Le blanc boomer râle encore, mais ne mettra pas de
majuscules aux opprimés, fussent-ils de couleur et point de « e »
surnuméraires auprès de mes femmes.
« L’ennemi est
bête : il croit que c’est nous l’ennemi alors que c’est lui »
Pierre Desproges.
Je partage largement tes remarques ce matin, Guy.
RépondreSupprimerMais je reste interloquée par le choix qu'ont fait nos gouvernants de QUI peut travailler par ces temps, et qui ne peut pas.
On ne peut pas choisir sans qu'apparaissent derrière, des valeurs, les choses en lesquelles on croit, SEPAREES de choses que nous estimons moins importantes. Une volonté de trier... l'essentiel du superflu ? l'essentiel du LUXE ?
Et en faisant cette séparation on enlève le masque à ce qu'on croit, par la même occasion. Ce qui était implicite devient plus ou moins explicite.
Je crois qu'on doit revenir à la phrase, si capitale, que l'Homme ne vit pas que du pain, mais de l'Esprit.
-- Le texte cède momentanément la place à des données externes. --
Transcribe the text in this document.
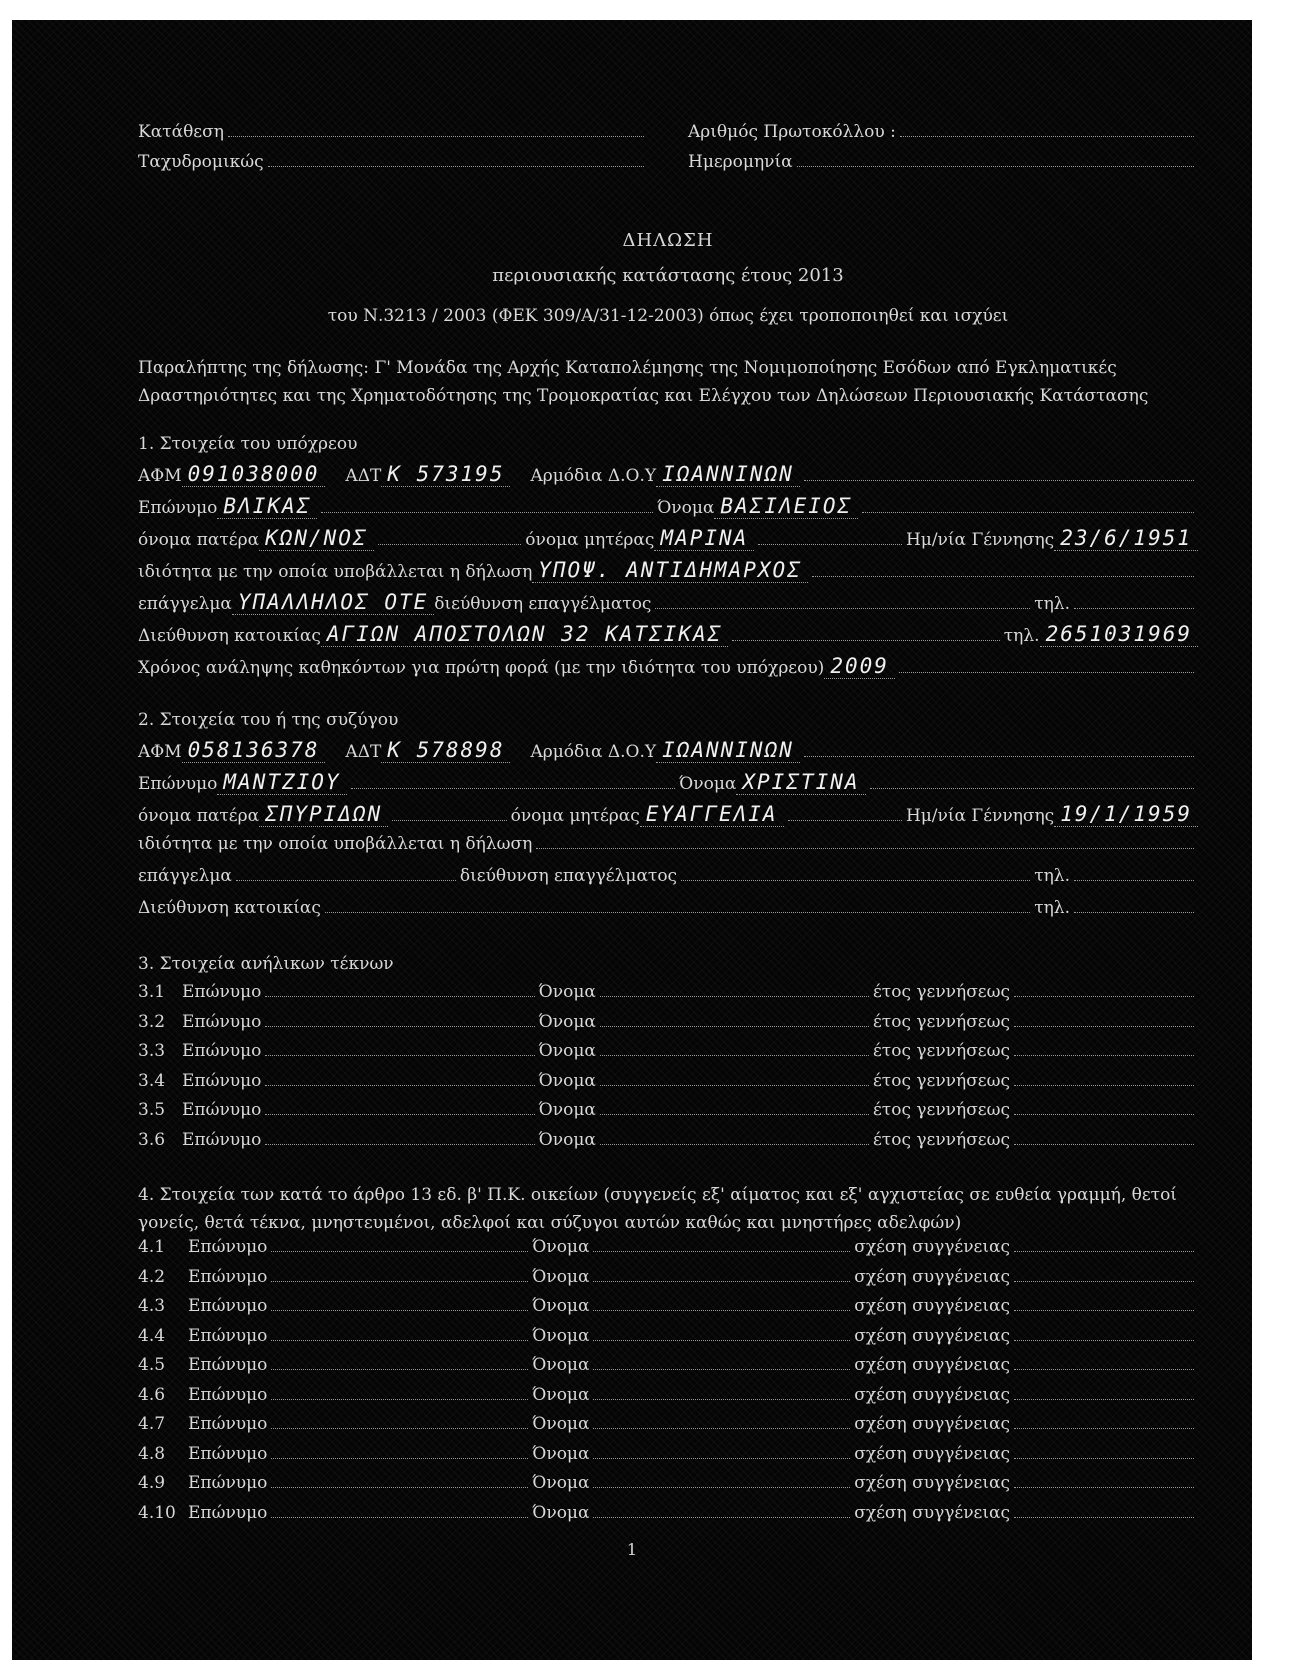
Κατάθεση	Αριθμός Πρωτοκόλλου :
Ταχυδρομικώς	Ημερομηνία
ΔΗΛΩΣΗ
περιουσιακής κατάστασης έτους 2013
του Ν.3213 / 2003 (ΦΕΚ 309/Α/31-12-2003) όπως έχει τροποποιηθεί και ισχύει
Παραλήπτης της δήλωσης: Γ' Μονάδα της Αρχής Καταπολέμησης της Νομιμοποίησης Εσόδων από Εγκληματικές Δραστηριότητες και της Χρηματοδότησης της Τρομοκρατίας και Ελέγχου των Δηλώσεων Περιουσιακής Κατάστασης
1. Στοιχεία του υπόχρεου
ΑΦΜ 091038000	ΑΔΤ Κ 573195	Αρμόδια Δ.Ο.Υ ΙΩΑΝΝΙΝΩΝ
Επώνυμο ΒΛΙΚΑΣ	Όνομα ΒΑΣΙΛΕΙΟΣ
όνομα πατέρα ΚΩΝ/ΝΟΣ	όνομα μητέρας ΜΑΡΙΝΑ	Ημ/νία Γέννησης 23/6/1951
ιδιότητα με την οποία υποβάλλεται η δήλωση ΥΠΟΨ. ΑΝΤΙΔΗΜΑΡΧΟΣ
επάγγελμα ΥΠΑΛΛΗΛΟΣ ΟΤΕ διεύθυνση επαγγέλματος	τηλ.
Διεύθυνση κατοικίας ΑΓΙΩΝ ΑΠΟΣΤΟΛΩΝ 32 ΚΑΤΣΙΚΑΣ	τηλ. 2651031969
Χρόνος ανάληψης καθηκόντων για πρώτη φορά (με την ιδιότητα του υπόχρεου) 2009
2. Στοιχεία του ή της συζύγου
ΑΦΜ 058136378	ΑΔΤ Κ 578898	Αρμόδια Δ.Ο.Υ ΙΩΑΝΝΙΝΩΝ
Επώνυμο ΜΑΝΤΖΙΟΥ	Όνομα ΧΡΙΣΤΙΝΑ
όνομα πατέρα ΣΠΥΡΙΔΩΝ	όνομα μητέρας ΕΥΑΓΓΕΛΙΑ	Ημ/νία Γέννησης 19/1/1959
ιδιότητα με την οποία υποβάλλεται η δήλωση
επάγγελμα	διεύθυνση επαγγέλματος	τηλ.
Διεύθυνση κατοικίας	τηλ.
3. Στοιχεία ανήλικων τέκνων
3.1 Επώνυμο	Όνομα	έτος γεννήσεως
3.2 Επώνυμο	Όνομα	έτος γεννήσεως
3.3 Επώνυμο	Όνομα	έτος γεννήσεως
3.4 Επώνυμο	Όνομα	έτος γεννήσεως
3.5 Επώνυμο	Όνομα	έτος γεννήσεως
3.6 Επώνυμο	Όνομα	έτος γεννήσεως
4. Στοιχεία των κατά το άρθρο 13 εδ. β' Π.Κ. οικείων (συγγενείς εξ' αίματος και εξ' αγχιστείας σε ευθεία γραμμή, θετοί γονείς, θετά τέκνα, μνηστευμένοι, αδελφοί και σύζυγοι αυτών καθώς και μνηστήρες αδελφών)
4.1	Επώνυμο	Όνομα	σχέση συγγένειας
4.2	Επώνυμο	Όνομα	σχέση συγγένειας
4.3	Επώνυμο	Όνομα	σχέση συγγένειας
4.4	Επώνυμο	Όνομα	σχέση συγγένειας
4.5	Επώνυμο	Όνομα	σχέση συγγένειας
4.6	Επώνυμο	Όνομα	σχέση συγγένειας
4.7	Επώνυμο	Όνομα	σχέση συγγένειας
4.8	Επώνυμο	Όνομα	σχέση συγγένειας
4.9	Επώνυμο	Όνομα	σχέση συγγένειας
4.10 Επώνυμο	Όνομα	σχέση συγγένειας
1
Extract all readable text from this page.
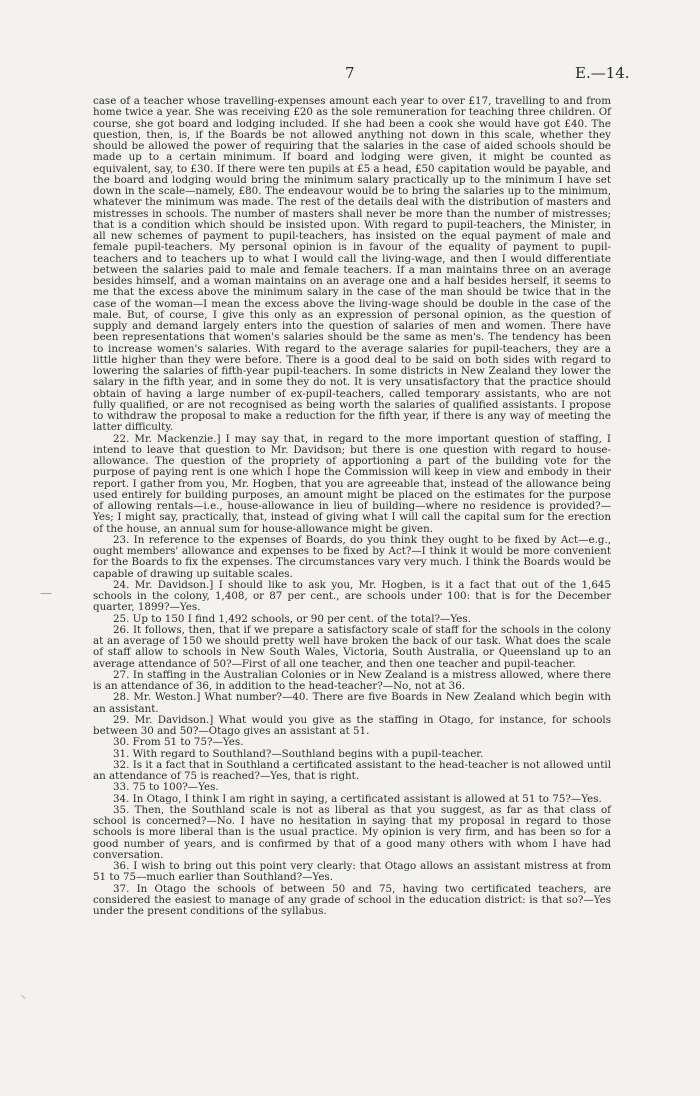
7	E.—14.
—
⸜

case of a teacher whose travelling-expenses amount each year to over £17, travelling to and from home twice a year. She was receiving £20 as the sole remuneration for teaching three children. Of course, she got board and lodging included. If she had been a cook she would have got £40. The question, then, is, if the Boards be not allowed anything not down in this scale, whether they should be allowed the power of requiring that the salaries in the case of aided schools should be made up to a certain minimum. If board and lodging were given, it might be counted as equivalent, say, to £30. If there were ten pupils at £5 a head, £50 capitation would be payable, and the board and lodging would bring the minimum salary practically up to the minimum I have set down in the scale—namely, £80. The endeavour would be to bring the salaries up to the minimum, whatever the minimum was made. The rest of the details deal with the distribution of masters and mistresses in schools. The number of masters shall never be more than the number of mistresses; that is a condition which should be insisted upon. With regard to pupil-teachers, the Minister, in all new schemes of payment to pupil-teachers, has insisted on the equal payment of male and female pupil-teachers. My personal opinion is in favour of the equality of payment to pupil-teachers and to teachers up to what I would call the living-wage, and then I would differentiate between the salaries paid to male and female teachers. If a man maintains three on an average besides himself, and a woman maintains on an average one and a half besides herself, it seems to me that the excess above the minimum salary in the case of the man should be twice that in the case of the woman—I mean the excess above the living-wage should be double in the case of the male. But, of course, I give this only as an expression of personal opinion, as the question of supply and demand largely enters into the question of salaries of men and women. There have been representations that women's salaries should be the same as men's. The tendency has been to increase women's salaries. With regard to the average salaries for pupil-teachers, they are a little higher than they were before. There is a good deal to be said on both sides with regard to lowering the salaries of fifth-year pupil-teachers. In some districts in New Zealand they lower the salary in the fifth year, and in some they do not. It is very unsatisfactory that the practice should obtain of having a large number of ex-pupil-teachers, called temporary assistants, who are not fully qualified, or are not recognised as being worth the salaries of qualified assistants. I propose to withdraw the proposal to make a reduction for the fifth year, if there is any way of meeting the latter difficulty.

22. Mr. Mackenzie.] I may say that, in regard to the more important question of staffing, I intend to leave that question to Mr. Davidson; but there is one question with regard to house-allowance. The question of the propriety of apportioning a part of the building vote for the purpose of paying rent is one which I hope the Commission will keep in view and embody in their report. I gather from you, Mr. Hogben, that you are agreeable that, instead of the allowance being used entirely for building purposes, an amount might be placed on the estimates for the purpose of allowing rentals—i.e., house-allowance in lieu of building—where no residence is provided?—Yes; I might say, practically, that, instead of giving what I will call the capital sum for the erection of the house, an annual sum for house-allowance might be given.

23. In reference to the expenses of Boards, do you think they ought to be fixed by Act—e.g., ought members' allowance and expenses to be fixed by Act?—I think it would be more convenient for the Boards to fix the expenses. The circumstances vary very much. I think the Boards would be capable of drawing up suitable scales.

24. Mr. Davidson.] I should like to ask you, Mr. Hogben, is it a fact that out of the 1,645 schools in the colony, 1,408, or 87 per cent., are schools under 100: that is for the December quarter, 1899?—Yes.

25. Up to 150 I find 1,492 schools, or 90 per cent. of the total?—Yes.

26. It follows, then, that if we prepare a satisfactory scale of staff for the schools in the colony at an average of 150 we should pretty well have broken the back of our task. What does the scale of staff allow to schools in New South Wales, Victoria, South Australia, or Queensland up to an average attendance of 50?—First of all one teacher, and then one teacher and pupil-teacher.

27. In staffing in the Australian Colonies or in New Zealand is a mistress allowed, where there is an attendance of 36, in addition to the head-teacher?—No, not at 36.

28. Mr. Weston.] What number?—40. There are five Boards in New Zealand which begin with an assistant.

29. Mr. Davidson.] What would you give as the staffing in Otago, for instance, for schools between 30 and 50?—Otago gives an assistant at 51.

30. From 51 to 75?—Yes.

31. With regard to Southland?—Southland begins with a pupil-teacher.

32. Is it a fact that in Southland a certificated assistant to the head-teacher is not allowed until an attendance of 75 is reached?—Yes, that is right.

33. 75 to 100?—Yes.

34. In Otago, I think I am right in saying, a certificated assistant is allowed at 51 to 75?—Yes.

35. Then, the Southland scale is not as liberal as that you suggest, as far as that class of school is concerned?—No. I have no hesitation in saying that my proposal in regard to those schools is more liberal than is the usual practice. My opinion is very firm, and has been so for a good number of years, and is confirmed by that of a good many others with whom I have had conversation.

36. I wish to bring out this point very clearly: that Otago allows an assistant mistress at from 51 to 75—much earlier than Southland?—Yes.

37. In Otago the schools of between 50 and 75, having two certificated teachers, are considered the easiest to manage of any grade of school in the education district: is that so?—Yes under the present conditions of the syllabus.
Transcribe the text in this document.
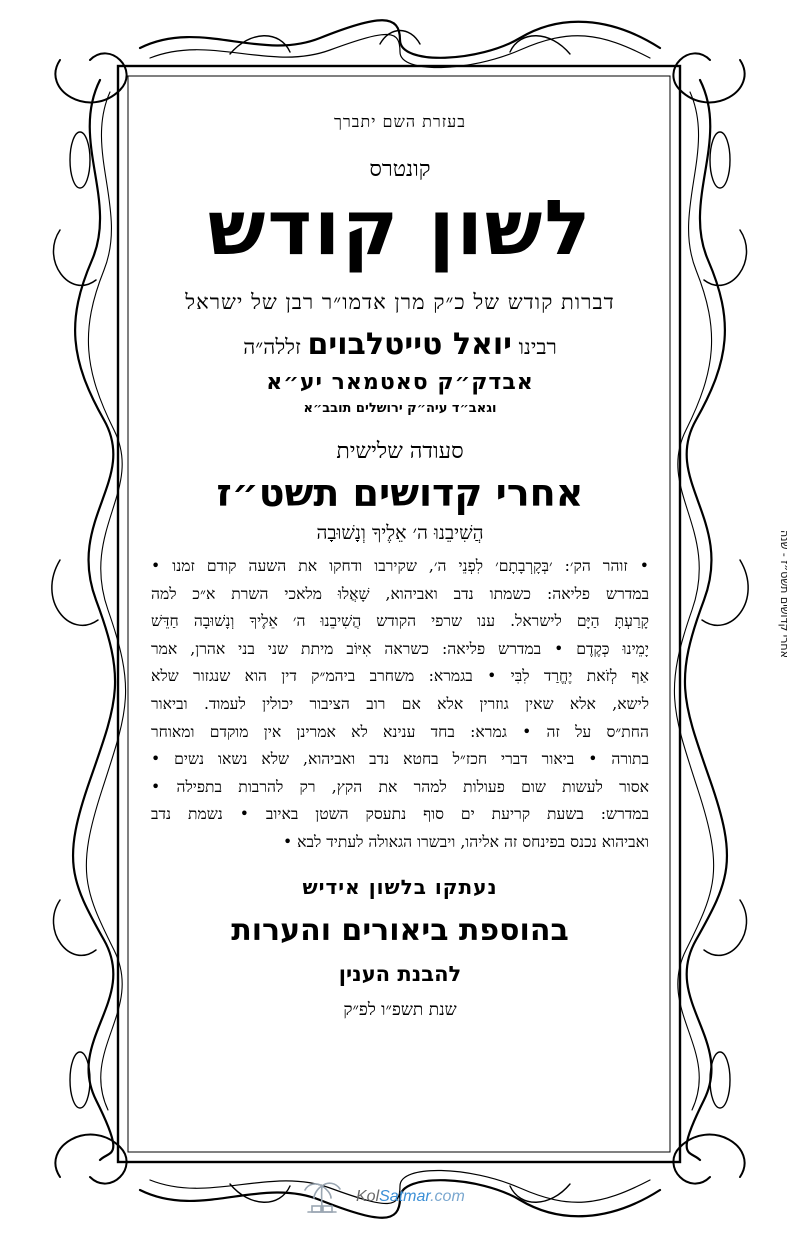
בעזרת השם יתברך

קונטרס

לשון קודש

דברות קודש של כ״ק מרן אדמו״ר רבן של ישראל

רבינו יואל טייטלבוים זללה״ה

אבדק״ק סאטמאר יע״א

וגאב״ד עיה״ק ירושלים תובב״א

סעודה שלישית

אחרי קדושים תשט״ז

הֲשִׁיבֵנוּ ה׳ אֵלֶיךָ וְנָשׁוּבָה

• זוהר הק׳: ׳בְּקָרְבָתָם׳ לִפְנֵי ה׳, שקירבו ודחקו את השעה קודם זמנו •
במדרש פליאה: כשמתו נדב ואביהוא, שָׁאֲלוּ מלאכי השרת א״כ למה
קָרַעְתָּ הַיָּם לישראל. ענו שרפי הקודש הֲשִׁיבֵנוּ ה׳ אֵלֶיךָ וְנָשׁוּבָה חַדֵּשׁ
יָמֵינוּ כְּקֶדֶם • במדרש פליאה: כשראה אִיּוֹב מיתת שני בני אהרן, אמר
אַף לְזֹאת יֶחֱרַד לִבִּי • בגמרא: משחרב ביהמ״ק דין הוא שנגזור שלא
לישא, אלא שאין גוזרין אלא אם רוב הציבור יכולין לעמוד. וביאור
החת״ס על זה • גמרא: בחד ענינא לא אמרינן אין מוקדם ומאוחר
בתורה • ביאור דברי חכז״ל בחטא נדב ואביהוא, שלא נשאו נשים •
אסור לעשות שום פעולות למהר את הקץ, רק להרבות בתפילה •
במדרש: בשעת קריעת ים סוף נתעסק השטן באיוב • נשמת נדב
ואביהוא נכנס בפינחס זה אליהו, ויבשרו הגאולה לעתיד לבא •

נעתקו בלשון אידיש

בהוספת ביאורים והערות

להבנת הענין

שנת תשפ״ו לפ״ק

אחרי קדושים תשט״ז - שנה
KolSatmar.com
C'est une phrase de l'Evangile qui porte son poids.
Si l'Homme ne vit pas QUE du pain, on pourrait dire qu'il ne meurt pas non plus QUE du manque de pain, ou du manque de ce que la société civile décrète comme étant essentiel au maintien de son corps considéré comme un assemblage de pièces détachées. Je crois que notre civilisation considère notre corps en ce moment comme un assemblage de pièces détachées.
Faire cela, en soi, ouvre la porte à une très grande souffrance qui ne se laissera pas mesurer. A mon avis.